The Sunshine Room

I was chatting with some fellow teachers yesterday through google hangouts. While we were waiting on a few people to arrive on of them joked, “we should do a through the keyhole type tour of each others classrooms.  Who would teach in a classroom like this?”  I said that you’d know which was my classroom straight away, because it doesn’t look like a classroom.  Which it doesn’t.

My room is called the Sunshine Room.  It has a fitted kitchen, kitchen table with eight dining room style chairs, a sofa with cushions, curtains and blinds, a rug patterned with colourful buttons and a big low blue table that is shaped like a flower with small multi-coloured chairs all around it.  My room certainly doesn’t look like a typical classroom.

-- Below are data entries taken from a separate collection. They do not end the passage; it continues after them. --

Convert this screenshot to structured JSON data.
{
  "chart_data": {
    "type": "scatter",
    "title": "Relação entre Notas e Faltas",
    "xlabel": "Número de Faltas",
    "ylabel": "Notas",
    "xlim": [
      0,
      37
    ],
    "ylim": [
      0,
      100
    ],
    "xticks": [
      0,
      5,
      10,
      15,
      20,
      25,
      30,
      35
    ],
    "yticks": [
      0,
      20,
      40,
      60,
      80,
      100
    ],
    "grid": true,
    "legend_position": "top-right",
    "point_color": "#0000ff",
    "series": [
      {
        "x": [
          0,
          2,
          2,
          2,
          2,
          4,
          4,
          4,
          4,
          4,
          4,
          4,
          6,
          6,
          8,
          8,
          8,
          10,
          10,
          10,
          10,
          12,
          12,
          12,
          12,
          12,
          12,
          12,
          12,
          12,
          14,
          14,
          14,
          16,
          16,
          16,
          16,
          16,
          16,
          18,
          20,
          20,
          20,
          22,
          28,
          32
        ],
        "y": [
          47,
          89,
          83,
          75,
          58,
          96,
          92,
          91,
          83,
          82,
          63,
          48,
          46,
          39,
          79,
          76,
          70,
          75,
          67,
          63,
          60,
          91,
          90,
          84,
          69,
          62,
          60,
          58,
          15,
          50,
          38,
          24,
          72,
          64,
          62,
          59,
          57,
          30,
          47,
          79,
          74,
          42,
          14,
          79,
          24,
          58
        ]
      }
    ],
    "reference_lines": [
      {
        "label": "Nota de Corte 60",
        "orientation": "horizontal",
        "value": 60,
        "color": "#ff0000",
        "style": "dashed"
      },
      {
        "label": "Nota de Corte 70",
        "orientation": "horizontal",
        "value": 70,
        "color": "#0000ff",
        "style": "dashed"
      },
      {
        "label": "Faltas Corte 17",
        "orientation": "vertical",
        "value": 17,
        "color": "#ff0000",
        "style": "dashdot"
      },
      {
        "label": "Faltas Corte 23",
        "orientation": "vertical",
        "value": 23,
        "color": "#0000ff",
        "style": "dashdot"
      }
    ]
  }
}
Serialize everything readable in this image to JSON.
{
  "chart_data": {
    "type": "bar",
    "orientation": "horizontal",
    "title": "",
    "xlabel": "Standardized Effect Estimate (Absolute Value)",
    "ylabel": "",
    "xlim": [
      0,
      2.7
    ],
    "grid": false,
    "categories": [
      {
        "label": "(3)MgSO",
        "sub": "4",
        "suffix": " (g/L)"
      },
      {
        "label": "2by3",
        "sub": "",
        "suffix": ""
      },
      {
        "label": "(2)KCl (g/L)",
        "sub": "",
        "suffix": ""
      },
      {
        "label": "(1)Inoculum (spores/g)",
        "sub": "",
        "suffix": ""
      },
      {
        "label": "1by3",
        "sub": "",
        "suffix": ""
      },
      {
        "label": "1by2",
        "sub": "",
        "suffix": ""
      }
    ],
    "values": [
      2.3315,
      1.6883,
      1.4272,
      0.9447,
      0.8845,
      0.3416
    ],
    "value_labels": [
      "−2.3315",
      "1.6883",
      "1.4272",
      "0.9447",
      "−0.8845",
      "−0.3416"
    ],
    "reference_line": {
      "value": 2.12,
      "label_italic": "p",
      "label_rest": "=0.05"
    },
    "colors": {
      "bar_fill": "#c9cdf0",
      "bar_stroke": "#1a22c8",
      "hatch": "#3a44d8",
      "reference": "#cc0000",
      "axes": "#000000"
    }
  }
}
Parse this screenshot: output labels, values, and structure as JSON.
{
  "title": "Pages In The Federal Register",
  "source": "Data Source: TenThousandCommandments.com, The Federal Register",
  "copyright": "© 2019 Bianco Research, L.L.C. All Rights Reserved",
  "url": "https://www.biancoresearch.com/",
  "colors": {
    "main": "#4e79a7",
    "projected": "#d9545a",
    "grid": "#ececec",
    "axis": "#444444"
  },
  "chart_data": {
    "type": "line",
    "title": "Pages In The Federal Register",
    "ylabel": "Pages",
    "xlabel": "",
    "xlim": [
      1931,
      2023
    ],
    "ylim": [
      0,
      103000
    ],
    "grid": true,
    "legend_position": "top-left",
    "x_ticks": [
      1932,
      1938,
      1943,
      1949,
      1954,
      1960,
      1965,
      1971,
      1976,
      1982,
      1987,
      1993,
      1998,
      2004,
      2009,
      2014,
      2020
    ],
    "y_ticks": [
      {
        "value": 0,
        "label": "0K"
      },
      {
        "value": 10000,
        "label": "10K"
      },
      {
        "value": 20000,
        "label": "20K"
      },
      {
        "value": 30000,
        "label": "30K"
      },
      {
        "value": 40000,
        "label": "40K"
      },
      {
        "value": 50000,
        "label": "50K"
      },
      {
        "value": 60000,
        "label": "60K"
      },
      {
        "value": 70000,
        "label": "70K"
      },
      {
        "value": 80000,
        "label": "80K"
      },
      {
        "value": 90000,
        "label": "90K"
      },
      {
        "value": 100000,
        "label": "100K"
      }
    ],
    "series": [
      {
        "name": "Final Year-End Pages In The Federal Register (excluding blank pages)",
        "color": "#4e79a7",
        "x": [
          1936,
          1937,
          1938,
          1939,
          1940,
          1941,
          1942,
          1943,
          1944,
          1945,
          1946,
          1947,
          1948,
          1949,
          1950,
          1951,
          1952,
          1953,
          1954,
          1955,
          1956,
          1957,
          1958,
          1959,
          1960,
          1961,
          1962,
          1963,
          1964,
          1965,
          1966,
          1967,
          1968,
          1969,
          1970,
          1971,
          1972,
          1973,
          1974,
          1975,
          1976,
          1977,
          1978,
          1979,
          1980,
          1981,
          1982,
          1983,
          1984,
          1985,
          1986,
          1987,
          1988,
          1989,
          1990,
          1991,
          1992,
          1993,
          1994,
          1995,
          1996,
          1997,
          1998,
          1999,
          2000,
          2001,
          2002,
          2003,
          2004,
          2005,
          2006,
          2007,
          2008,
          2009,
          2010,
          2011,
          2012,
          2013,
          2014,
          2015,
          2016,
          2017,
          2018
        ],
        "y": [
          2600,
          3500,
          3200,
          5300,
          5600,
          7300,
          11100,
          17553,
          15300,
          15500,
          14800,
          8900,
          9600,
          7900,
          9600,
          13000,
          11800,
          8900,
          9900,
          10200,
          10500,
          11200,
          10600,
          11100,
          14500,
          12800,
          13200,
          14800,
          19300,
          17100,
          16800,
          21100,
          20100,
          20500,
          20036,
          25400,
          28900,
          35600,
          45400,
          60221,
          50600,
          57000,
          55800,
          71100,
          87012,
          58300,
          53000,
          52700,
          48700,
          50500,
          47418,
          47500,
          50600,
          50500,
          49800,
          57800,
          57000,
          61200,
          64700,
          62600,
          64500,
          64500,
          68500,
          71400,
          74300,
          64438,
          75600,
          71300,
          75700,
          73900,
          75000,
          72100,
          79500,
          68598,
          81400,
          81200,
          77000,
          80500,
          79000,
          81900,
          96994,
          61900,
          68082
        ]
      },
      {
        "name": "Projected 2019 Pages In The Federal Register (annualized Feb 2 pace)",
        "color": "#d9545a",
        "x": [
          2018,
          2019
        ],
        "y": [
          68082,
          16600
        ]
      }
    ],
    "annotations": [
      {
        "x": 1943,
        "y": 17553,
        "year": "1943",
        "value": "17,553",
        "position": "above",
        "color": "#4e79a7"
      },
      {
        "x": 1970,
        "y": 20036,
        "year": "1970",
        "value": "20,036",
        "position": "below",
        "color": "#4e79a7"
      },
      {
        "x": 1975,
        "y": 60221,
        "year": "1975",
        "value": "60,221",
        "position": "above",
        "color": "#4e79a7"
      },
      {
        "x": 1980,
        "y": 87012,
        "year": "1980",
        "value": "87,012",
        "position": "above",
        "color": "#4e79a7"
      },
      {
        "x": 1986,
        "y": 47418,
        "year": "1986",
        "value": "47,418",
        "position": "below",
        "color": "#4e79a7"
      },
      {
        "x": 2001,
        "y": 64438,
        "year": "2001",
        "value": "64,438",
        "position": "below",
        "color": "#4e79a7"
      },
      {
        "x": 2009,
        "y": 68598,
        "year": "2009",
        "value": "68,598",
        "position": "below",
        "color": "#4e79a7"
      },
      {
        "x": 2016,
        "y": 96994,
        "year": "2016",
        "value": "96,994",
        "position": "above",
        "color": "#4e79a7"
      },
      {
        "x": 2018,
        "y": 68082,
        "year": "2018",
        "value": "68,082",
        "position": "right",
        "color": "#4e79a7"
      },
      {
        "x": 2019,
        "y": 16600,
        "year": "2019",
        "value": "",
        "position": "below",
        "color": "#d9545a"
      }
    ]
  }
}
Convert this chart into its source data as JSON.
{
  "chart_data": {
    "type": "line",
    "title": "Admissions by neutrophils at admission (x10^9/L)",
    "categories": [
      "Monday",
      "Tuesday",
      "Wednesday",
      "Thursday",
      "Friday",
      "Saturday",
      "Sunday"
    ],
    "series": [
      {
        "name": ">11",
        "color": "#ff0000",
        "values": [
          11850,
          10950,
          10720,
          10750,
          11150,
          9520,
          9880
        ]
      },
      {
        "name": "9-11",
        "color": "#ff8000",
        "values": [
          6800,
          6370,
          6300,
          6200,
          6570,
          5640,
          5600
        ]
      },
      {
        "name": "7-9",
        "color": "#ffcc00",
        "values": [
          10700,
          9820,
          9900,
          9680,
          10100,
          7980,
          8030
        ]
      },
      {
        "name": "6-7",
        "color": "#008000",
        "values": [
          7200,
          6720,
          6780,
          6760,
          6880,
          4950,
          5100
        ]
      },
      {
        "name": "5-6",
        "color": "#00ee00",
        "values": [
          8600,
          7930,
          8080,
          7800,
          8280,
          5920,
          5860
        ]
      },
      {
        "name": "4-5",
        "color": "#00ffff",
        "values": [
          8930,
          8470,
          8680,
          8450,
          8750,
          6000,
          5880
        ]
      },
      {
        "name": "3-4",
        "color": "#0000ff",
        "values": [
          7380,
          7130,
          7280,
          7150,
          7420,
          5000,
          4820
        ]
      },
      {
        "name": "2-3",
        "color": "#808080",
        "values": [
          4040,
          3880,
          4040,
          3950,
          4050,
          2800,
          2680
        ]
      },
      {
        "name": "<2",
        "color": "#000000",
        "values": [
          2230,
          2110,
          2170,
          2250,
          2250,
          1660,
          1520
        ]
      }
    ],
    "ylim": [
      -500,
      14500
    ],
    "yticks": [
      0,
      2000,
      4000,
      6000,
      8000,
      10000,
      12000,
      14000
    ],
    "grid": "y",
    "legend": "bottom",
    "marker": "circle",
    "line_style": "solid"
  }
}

It doesn’t operate like a typical classroom either.  I only have 6 students at a time, this year drawn from P1 and P2.  They are with me for most of the day, eight sessions a week.  The bunch I have are diverse, their needs are big and sometimes the emotions that they have to deal with are big too.  They aren’t really settled to learn and find fitting in with the routines and structures of school too challenging. Maybe they are quiet, withdrawn and solitary.  Maybe they are whirling dervishes who can’t sit still for two minutes together.  Perhaps their emotions rule their behaviour and the only way they know to deal with the disorganisation inside them is to act it out.  I take a mix of these unsettled children and put individualised targets and plans into place for each of them.  I provide them with missed early years experiences and fill in the gaps that are causing them to struggle in the world of formal education.  Sometimes they come to me with no nursery experience.  Sometimes they come with fragmented experiences of early years provision that they found difficult to access because they weren’t ready for it.  My room is a mix of these wee ones who I am tasked with supporting, helping, nurturing, caring for and settling to learn.  I have a window of  up to four terms to work with them and then they go back into their classes full-time. My room is a nurture room.  My job is to provide a safe base for them to revisit, or often visit for the first time, those learning experiences that will allow them to settle to learn.  That will enable them to be ready to meet behavioural expectations and join in with the structures and routines of the classroom.

My room doesn’t really look like a typical classroom.

My day doesn’t look like a typical day.

My focus for education isn’t the typical focus of levels and data and attainment.

But I think, for my wee bunch, its right.